Detect and alert on anomalies
This feature is tech preview. Tech preview features may be subject to significant changes before they become GA.
Big picture
Detect suspicious security and performance activities within a cluster and generate alerts.
Value
The Calico Enterprise anomaly detection engine analyzes patterns and alerts on potential threats and issues such as:
Security issues - threats like DGA, reconnaissance threats like IP sweep, but also issues with servers that can affect daily operations.
Performance issues - spikes in data transmission, and anomalous degradation in network communication that may impact application workloads.
All you need to do is install the anomaly detection within your cluster. If there are any security or performance anomalies, you will automatically get alerts in Manager UI.
Features
This how-to guide uses the following Calico Enterprise features:
- Anomaly detection
Concepts
About anomalies
Calico Enterprise anomaly detection allows you to proactively determine if there is an issue (or not), and potentially resolve problems before service levels are compromised. Anomaly detection uses Calico Enterprise Elasticsearch logs (flow logs, L7 logs, and DNS logs) to learn the behavior of cluster nodes, pods, services, and other entities that send log records (applications, load balancers, databases, etc.).
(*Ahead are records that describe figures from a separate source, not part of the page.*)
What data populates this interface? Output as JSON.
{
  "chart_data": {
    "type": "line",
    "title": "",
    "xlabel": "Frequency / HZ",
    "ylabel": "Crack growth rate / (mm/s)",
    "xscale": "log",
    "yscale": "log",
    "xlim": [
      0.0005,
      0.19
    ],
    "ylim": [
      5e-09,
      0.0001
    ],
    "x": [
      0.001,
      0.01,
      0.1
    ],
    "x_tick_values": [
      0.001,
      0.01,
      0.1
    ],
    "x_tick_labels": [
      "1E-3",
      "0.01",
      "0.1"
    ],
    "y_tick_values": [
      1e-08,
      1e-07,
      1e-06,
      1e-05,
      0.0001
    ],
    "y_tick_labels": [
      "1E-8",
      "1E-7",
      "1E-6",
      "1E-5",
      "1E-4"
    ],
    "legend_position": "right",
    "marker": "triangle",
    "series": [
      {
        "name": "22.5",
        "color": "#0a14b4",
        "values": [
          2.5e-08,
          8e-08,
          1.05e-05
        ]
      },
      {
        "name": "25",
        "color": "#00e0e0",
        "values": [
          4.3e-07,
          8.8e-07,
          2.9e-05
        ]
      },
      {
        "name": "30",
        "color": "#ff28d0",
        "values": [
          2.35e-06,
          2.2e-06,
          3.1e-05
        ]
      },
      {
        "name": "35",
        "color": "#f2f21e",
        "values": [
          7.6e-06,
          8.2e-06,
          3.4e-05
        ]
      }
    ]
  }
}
Root causes of anomalies include:
Security
- Malicious behaviors like DoS and crypto-mining attacks
Security and performance
- Applications and microservices
- Bugs in applications and microservices
- Underprovisioned applications (replicas)
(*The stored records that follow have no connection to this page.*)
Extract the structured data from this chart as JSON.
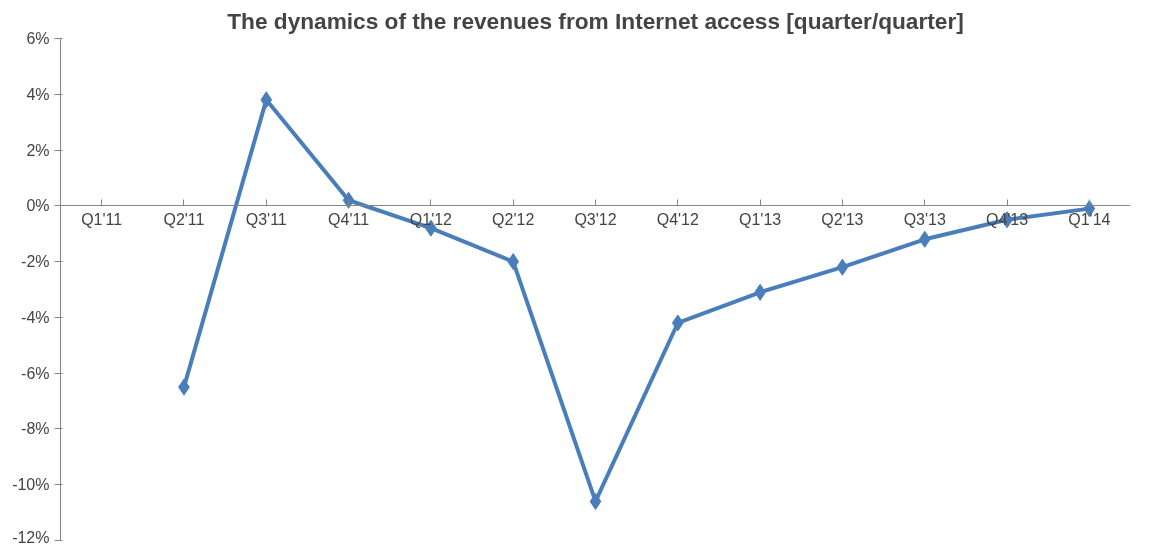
{
  "chart_data": {
    "type": "line",
    "title": "The dynamics of the revenues from Internet access [quarter/quarter]",
    "categories": [
      "Q1'11",
      "Q2'11",
      "Q3'11",
      "Q4'11",
      "Q1'12",
      "Q2'12",
      "Q3'12",
      "Q4'12",
      "Q1'13",
      "Q2'13",
      "Q3'13",
      "Q4'13",
      "Q1'14"
    ],
    "series": [
      {
        "color": "#4a7ebb",
        "values": [
          null,
          -6.5,
          3.8,
          0.2,
          -0.8,
          -2.0,
          -10.6,
          -4.2,
          -3.1,
          -2.2,
          -1.2,
          -0.5,
          -0.1
        ]
      }
    ],
    "ylim": [
      -12,
      6
    ],
    "yticks": [
      {
        "value": -12,
        "label": "-12%"
      },
      {
        "value": -10,
        "label": "-10%"
      },
      {
        "value": -8,
        "label": "-8%"
      },
      {
        "value": -6,
        "label": "-6%"
      },
      {
        "value": -4,
        "label": "-4%"
      },
      {
        "value": -2,
        "label": "-2%"
      },
      {
        "value": 0,
        "label": "0%"
      },
      {
        "value": 2,
        "label": "2%"
      },
      {
        "value": 4,
        "label": "4%"
      },
      {
        "value": 6,
        "label": "6%"
      }
    ],
    "grid": false,
    "marker": "diamond",
    "line_style": "solid"
  }
}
- Network and infrastructure process or CPU overload due to traffic surges
About anomaly detection modeling
Anomaly detection uses a neural network and probabilistic time series modeling to automatically identify anomalies associated with workloads in your cluster. It can also work as a daemon that periodically retrains the model and performs anomaly detection. Anomaly detection perform these high-level tasks:
- Learns the normal behavior and patterns of cluster nodes, pods, services, and other entities that send log records (applications, load balancers, databases, etc.).
- Collects data from different cluster log fields (individual or aggregated) such as connections, bytes sent, latencies, and counters.
- Learns the time patterns (hourly, daily, or other) in field values. For example, there can be a peak in the connections to an authorization service in the morning, then a big data transmission when the database starts a backup operation.
For a list of anomalies that are enabled by default, see Anomaly detection reference.
FAQ
Do I need to configure anomaly values?
Anomalies are preconfigured with reasonable defaults that are optimized for frequency and severity. You should not need to change the values unless you are getting too many alerts.
Will alerts be unusually high until the engine learns to distinguish normal from anomalous behavior?
Yes. If you have data for a cluster running for several hours, that could result in an unusually high alert rate.
If the engine detects more than one anomaly (ex. one in flow
logs, and DNS
logs), will I get separate alerts?
You can see several
suspicious_records
from different logs in the same alert if those records are presented in the same time interval. Suspicious records in an alert are grouped by log names.
Where does anomaly detection run on multi-cluster management (mcm) deployments?
Anomaly detection runs on the management cluster, but users on managed clusters can enable/disable alerts.
Before you begin
Supported
- All platforms in this release except OpenShift
Required
- To use L7/HTTP anomaly detectors, you must enable L7 logs on the cluster
Optional
By default models created from anomaly detection's training cycle are stored in ephemeral storage. To persist storage for the training models configure a storage class
How To
Enable and disable anomaly detectors
By default all Anomaly Detectors are disabled. To enable/disable a detector, follow these steps in Manager UI.
If you are using multi-cluster management, select the cluster where you want to run the detector in the dropdown at the top right of the page.
In the left navbar, click Activity, Anomaly Detection.
On the Anomalies page, click the action dropdown and select Enable or Disable. The Status and Last Run columns immediately show the status.
Monitor anomaly alerts in Manager UI
You can monitor anomaly alerts on the Alerts page and/or Service Graph.
Monitor anomalies in Manager UI
Alerts page
From the left navbar, click Alerts. This page lists both security and performance anomaly alerts.
Service Graph
From the left navbar, click Service Graph. Monitor security performance in the bottom panel.
Quarantine suspicious pods
If you find anomalous behavior that is suspicious but not urgent, you may want to disable the detector to research the root cause. For any critical anomaly, you may need to quarantine pods immediately by applying a network policy. A best practice is have a network policy ready for editing (as part of your tier and policy lifecycle workflow) to ensure that you can quickly enforce it.